Wow. There are people Bob Novak considers to be religious fanatics. I thought he was a member of Opus Dei?

What could he have possibly been thinking? He thinks there are (unenforcable) rules that tell people how they can vote?

Like the whole "war on Christianity" thing this boils down to people's inflated egos, surely? They assume that a law which is created to control the government is aimed at them personally.

By Alex Whiteside (not verified) on 15 Aug 2006 #permalink

Novak couldn't care less about the Constitution, or the rights it enshrines. Every article by him that I've ever read has the same single concern: how best to bash non-right-wingers under the circumstances of the day. That's all he cares about, all he's paid for, and the only reason he's taken seriously as a commentator.

Raging Bee, that's the reason a lot of people don't take him seriously as a columnist.

Novak has never been confused with a constitutional scholar, but this is beyond stupid. Perhaps Bob should advise Romney to take these "prominent, respectable Evangelical Christians" to court! I smell constitutional crisis.

I don't think Novak is writing so literally. I think the blogger is being very picky, and not analyzing the article carefully enough. Novak is criticizing the internal political apparatus of the Republican party, which has evolved historically peculiar religious barriers to candidancy. This criticism by Novak falls in line with similar criticisms being made lately by other republicans about the influence on protestant evangelical religion in the party's affairs (for example, http://www.pbs.org/newshour/bb/politics/july-dec06/faith_10-05.html )
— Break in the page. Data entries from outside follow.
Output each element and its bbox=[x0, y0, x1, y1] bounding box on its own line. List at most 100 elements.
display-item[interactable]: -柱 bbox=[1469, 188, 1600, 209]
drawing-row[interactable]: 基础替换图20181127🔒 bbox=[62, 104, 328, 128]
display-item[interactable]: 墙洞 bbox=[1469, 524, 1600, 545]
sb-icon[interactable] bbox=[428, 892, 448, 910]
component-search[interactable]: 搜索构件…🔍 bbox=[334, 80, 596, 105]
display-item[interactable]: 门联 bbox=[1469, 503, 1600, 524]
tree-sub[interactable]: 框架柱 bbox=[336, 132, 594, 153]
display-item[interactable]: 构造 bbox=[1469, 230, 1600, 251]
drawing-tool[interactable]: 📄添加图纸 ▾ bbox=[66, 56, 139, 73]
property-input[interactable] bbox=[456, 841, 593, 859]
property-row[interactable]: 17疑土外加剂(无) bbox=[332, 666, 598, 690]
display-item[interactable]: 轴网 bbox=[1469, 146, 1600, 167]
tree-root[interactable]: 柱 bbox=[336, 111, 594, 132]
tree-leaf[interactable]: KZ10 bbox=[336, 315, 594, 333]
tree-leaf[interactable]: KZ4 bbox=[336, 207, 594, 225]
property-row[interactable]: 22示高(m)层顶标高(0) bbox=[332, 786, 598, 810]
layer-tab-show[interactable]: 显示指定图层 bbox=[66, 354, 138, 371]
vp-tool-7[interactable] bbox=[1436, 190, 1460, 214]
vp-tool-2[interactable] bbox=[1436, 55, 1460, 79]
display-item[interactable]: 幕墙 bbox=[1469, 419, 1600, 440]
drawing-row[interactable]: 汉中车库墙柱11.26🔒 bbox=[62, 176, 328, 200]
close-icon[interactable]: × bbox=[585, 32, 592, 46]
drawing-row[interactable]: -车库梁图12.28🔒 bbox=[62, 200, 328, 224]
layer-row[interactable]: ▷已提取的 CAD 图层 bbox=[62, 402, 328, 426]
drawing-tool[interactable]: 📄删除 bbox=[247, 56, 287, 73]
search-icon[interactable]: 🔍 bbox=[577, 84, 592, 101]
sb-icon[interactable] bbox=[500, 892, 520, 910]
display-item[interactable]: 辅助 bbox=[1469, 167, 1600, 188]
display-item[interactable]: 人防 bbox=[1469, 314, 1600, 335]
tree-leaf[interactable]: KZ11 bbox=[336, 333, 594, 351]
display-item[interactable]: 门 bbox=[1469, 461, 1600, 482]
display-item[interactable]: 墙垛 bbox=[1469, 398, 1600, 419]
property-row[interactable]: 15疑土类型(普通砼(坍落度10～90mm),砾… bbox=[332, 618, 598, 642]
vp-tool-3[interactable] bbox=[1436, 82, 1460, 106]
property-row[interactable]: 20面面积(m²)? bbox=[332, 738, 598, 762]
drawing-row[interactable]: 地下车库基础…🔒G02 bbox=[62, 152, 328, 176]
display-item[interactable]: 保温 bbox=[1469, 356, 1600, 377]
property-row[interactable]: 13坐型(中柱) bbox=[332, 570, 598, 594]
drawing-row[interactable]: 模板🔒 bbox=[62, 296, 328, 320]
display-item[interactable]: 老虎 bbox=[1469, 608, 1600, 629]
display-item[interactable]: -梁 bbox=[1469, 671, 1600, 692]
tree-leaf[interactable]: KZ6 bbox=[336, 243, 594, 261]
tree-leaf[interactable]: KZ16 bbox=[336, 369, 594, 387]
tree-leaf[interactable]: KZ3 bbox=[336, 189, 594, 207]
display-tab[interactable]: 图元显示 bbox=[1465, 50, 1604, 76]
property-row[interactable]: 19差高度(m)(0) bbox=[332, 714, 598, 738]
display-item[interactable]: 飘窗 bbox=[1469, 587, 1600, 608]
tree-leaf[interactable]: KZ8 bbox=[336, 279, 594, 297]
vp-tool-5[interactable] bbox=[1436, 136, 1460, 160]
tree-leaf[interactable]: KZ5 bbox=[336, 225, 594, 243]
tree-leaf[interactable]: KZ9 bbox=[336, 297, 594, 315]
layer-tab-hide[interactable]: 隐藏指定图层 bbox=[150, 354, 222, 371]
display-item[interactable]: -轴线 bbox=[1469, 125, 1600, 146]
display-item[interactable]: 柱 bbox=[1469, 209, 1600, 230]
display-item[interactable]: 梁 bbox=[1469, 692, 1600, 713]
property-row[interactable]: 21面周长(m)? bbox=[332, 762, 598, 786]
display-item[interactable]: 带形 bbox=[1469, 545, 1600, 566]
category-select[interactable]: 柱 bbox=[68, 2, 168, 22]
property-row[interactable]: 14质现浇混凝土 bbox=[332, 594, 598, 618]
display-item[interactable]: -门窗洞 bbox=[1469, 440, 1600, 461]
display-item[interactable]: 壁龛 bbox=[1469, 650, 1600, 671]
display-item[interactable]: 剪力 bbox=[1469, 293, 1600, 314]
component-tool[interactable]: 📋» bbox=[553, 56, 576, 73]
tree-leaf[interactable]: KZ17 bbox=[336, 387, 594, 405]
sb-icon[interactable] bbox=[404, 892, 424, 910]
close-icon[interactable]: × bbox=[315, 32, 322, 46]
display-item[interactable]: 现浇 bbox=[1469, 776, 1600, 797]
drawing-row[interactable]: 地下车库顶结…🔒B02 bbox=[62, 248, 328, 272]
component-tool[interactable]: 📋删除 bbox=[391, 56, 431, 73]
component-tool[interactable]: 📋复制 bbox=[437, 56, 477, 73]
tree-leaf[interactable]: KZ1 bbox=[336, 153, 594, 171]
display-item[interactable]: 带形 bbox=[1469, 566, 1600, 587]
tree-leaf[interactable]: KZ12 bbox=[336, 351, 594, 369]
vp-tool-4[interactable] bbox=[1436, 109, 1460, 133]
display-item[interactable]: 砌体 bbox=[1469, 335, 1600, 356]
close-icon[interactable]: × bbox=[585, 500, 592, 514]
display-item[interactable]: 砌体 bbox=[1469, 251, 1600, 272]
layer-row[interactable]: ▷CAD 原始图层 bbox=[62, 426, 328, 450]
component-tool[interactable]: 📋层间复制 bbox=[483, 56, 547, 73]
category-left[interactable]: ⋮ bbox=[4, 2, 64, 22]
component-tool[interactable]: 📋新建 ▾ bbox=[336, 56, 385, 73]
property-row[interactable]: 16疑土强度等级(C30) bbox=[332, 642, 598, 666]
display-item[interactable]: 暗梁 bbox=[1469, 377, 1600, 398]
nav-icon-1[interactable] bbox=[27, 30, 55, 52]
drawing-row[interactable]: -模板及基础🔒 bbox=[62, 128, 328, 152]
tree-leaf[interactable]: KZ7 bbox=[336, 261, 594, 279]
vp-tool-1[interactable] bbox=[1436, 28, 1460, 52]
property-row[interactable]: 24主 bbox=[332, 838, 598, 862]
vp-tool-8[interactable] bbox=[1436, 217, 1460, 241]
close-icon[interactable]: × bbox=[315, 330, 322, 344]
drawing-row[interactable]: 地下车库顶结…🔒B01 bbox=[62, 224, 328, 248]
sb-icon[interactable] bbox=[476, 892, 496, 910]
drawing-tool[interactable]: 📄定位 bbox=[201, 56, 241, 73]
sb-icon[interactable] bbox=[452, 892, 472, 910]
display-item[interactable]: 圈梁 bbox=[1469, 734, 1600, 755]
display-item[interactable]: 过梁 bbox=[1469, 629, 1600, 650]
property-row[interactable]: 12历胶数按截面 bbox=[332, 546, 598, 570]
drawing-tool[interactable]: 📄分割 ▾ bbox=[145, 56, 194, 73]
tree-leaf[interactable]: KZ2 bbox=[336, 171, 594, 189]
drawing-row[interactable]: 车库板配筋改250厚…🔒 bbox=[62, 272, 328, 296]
He may be using unconstitutional as a metaphor for unamerican, or anti-constitutional, saying that people within the republican party who are making an issue of the candidate's religion are not heeding the ideas behind the constitution. I don't think he is trying to make a legal argument that the candidate's constitutional rights are being violated, or that people, or political parties, can't (as opposed to shouldn't) consider a candidate's religion affiliation in casting their vote for him.

Novak really isn't stupid. It's fair to argue about the words he's using being equivocal, but I wouldn't try to go further in that. He's only a columnist. He doesn't have an infinite amount of space to convey his meaning, so maybe he relies on too much metaphor. But I get a completely different meaning from his words than this blogger.